A: "Governments at all levels can support organizations and initiatives that create new computer science courseware and opportunities for students to be exposed to technology. I think government officials should work more closely with leading technology specialists and computer science teachers to determine the best way to bring computer science education into schools with as much force as they do for languages, history, and mathematics. Technology is indeed the future and whether students choose to pursue a tech-specific career, having an understanding of computer science will make them more competitive in the workforce. This is the goal of YouthSpark: introduce youth to the resources available to learn important technical skills. This year I believe there are a few government representatives in attendance as well!"
|Q:|| ||Why should executives care and how can they contribute?
A: "The hesitation on behalf of governments and executives is probably due to what feels like a long-term investment and perhaps minor immediate pay off. Investing their resources and time into supporting and educating youth in technology requires some vision. They have to see that the events or courses they sponsor are for students who could eventually become employees. In order to contribute, they could sponsor competitions for high school and university students and computer science courses in summer camps for younger students."
|Q:|| ||Do you have items remaining on your bucket list of goals you want to achieve and how will you accomplish this?
A: "I actually have yet to physically create a bucket list!"

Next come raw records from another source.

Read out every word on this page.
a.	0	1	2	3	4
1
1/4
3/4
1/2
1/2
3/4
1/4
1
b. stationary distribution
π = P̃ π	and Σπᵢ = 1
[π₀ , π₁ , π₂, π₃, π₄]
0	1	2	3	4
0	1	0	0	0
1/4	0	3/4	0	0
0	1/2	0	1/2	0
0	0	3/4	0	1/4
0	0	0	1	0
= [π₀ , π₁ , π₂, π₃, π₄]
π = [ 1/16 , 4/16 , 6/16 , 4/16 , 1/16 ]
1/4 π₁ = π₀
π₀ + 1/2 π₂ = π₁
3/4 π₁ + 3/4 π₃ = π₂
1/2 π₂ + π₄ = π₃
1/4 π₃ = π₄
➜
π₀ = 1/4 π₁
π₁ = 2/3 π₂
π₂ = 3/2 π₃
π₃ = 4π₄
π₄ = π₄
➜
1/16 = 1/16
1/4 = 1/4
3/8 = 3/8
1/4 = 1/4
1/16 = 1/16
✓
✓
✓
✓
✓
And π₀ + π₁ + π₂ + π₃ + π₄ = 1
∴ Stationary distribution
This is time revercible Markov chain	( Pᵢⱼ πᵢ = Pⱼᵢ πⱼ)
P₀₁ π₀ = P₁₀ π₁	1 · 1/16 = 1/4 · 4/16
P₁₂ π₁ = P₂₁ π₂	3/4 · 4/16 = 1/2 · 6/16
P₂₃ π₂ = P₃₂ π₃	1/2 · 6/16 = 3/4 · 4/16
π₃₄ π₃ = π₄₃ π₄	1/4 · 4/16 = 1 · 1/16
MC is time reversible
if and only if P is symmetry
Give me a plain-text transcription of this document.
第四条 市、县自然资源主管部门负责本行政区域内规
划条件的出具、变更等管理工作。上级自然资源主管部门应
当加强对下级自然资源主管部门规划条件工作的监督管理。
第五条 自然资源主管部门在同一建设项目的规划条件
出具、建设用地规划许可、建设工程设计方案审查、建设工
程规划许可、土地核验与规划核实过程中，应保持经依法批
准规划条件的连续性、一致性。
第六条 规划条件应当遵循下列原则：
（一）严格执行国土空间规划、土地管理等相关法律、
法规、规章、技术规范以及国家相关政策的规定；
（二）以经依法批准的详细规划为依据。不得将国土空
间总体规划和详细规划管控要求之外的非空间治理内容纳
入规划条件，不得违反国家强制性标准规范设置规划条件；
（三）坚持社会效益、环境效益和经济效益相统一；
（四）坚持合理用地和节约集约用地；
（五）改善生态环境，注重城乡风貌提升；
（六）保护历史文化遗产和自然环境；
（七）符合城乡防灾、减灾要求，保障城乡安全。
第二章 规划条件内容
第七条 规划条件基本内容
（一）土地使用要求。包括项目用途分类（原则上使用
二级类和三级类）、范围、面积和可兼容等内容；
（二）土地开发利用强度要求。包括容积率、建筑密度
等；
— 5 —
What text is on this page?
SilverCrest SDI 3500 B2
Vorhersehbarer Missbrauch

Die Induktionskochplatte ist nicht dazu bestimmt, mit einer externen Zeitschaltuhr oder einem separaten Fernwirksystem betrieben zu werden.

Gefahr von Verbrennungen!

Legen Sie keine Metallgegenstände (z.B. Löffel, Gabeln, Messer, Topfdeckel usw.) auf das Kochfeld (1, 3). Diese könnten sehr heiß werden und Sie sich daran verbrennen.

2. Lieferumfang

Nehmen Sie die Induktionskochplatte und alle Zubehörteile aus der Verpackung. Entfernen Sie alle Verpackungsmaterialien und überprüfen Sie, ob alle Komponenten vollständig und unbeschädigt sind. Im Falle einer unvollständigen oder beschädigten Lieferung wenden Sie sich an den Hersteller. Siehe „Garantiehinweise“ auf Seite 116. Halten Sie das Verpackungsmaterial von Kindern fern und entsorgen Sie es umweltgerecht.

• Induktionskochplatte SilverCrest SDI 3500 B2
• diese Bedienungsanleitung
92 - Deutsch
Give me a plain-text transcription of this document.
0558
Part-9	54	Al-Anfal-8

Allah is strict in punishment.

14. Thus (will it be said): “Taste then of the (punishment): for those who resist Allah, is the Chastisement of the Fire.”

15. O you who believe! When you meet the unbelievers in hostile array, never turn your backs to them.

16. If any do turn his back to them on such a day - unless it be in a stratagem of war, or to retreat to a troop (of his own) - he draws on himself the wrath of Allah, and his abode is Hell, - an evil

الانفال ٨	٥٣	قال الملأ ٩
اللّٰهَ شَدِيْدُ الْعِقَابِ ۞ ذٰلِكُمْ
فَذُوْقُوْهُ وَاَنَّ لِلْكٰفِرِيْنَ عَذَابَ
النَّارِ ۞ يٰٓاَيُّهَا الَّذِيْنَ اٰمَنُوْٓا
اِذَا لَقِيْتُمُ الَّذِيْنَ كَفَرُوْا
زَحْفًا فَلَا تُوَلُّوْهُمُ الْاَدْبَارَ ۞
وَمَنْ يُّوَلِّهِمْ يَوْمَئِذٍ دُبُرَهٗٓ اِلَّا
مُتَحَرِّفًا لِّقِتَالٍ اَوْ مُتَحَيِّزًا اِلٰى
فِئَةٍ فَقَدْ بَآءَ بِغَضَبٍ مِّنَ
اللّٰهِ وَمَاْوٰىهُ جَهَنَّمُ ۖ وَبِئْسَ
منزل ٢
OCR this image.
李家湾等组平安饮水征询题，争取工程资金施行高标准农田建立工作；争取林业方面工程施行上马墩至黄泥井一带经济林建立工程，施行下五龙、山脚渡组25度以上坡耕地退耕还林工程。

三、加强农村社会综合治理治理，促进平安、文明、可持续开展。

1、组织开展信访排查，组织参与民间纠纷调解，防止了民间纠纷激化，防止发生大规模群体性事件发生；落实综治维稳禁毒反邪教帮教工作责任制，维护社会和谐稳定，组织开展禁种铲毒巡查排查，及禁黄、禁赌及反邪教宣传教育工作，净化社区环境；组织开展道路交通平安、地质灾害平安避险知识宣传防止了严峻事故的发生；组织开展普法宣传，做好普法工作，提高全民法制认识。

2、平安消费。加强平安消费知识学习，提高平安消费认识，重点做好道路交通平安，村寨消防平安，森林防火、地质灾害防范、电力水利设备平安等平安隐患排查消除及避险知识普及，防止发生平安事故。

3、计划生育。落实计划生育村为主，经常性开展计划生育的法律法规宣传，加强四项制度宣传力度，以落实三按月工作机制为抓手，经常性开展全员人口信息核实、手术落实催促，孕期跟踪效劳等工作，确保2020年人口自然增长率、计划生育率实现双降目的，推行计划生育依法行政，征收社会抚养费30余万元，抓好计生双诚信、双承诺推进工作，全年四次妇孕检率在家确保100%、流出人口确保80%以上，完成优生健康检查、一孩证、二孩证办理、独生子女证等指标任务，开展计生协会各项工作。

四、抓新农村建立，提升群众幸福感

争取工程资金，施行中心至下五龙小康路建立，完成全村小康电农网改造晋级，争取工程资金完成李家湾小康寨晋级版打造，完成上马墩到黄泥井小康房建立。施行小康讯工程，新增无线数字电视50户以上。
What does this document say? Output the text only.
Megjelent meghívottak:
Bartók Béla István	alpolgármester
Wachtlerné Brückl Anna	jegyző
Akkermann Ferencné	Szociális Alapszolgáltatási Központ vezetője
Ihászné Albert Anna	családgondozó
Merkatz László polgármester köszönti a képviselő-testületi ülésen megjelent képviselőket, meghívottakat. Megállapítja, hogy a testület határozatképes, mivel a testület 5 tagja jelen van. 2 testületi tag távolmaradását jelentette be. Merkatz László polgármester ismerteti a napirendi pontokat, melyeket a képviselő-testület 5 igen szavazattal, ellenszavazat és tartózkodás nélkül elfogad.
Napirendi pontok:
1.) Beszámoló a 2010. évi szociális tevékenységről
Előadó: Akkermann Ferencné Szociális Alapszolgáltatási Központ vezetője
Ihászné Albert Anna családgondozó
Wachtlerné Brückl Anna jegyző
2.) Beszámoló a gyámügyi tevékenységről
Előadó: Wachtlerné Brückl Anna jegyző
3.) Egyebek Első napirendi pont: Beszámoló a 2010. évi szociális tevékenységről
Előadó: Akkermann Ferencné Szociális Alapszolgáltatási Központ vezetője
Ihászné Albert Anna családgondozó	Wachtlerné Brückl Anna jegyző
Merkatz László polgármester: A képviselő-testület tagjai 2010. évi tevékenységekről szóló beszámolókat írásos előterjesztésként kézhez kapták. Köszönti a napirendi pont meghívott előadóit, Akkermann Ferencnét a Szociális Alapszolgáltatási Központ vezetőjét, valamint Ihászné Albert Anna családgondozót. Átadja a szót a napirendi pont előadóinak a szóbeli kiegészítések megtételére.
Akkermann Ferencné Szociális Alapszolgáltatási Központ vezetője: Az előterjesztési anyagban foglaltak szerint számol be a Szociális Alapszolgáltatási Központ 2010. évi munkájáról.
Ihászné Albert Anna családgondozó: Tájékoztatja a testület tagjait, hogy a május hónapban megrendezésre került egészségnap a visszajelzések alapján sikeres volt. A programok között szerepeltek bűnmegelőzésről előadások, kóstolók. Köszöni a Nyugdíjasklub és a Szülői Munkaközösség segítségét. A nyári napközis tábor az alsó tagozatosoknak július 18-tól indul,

|Q:|| ||Who do you admire and why?
A: "George RR Martin because: Game of Thrones. On a somewhat more serious note, Lynn Langit is a force of nature and someone I have admired for years. She is a Cloud and Big Data Architect. She co-founded Teaching Kids Programming, she's a Microsoft MVP, an AWS Community Hero for cloud technologies and a Google Developer Expert. And those are just awards for her side projects. I admire someone that is incredibly passionate about their work and their goals, but does not see the path to success as a fight. She elevates and empowers those around her. I am grateful for all of the time I have spent learning from her intellectually and personally. She is the reason I believe it's possible to be a strong, compassionate woman in computer science and seize all that life has to offer! (George RR Martin also makes me believe it's possible to be a strong woman thanks to characters like Arya and Dany, obviously.)"
|Q:|| ||Genevieve, with your demanding schedule, we are indeed fortunate to have you come in to do this interview. Thank you for sharing your substantial wisdom with our audience.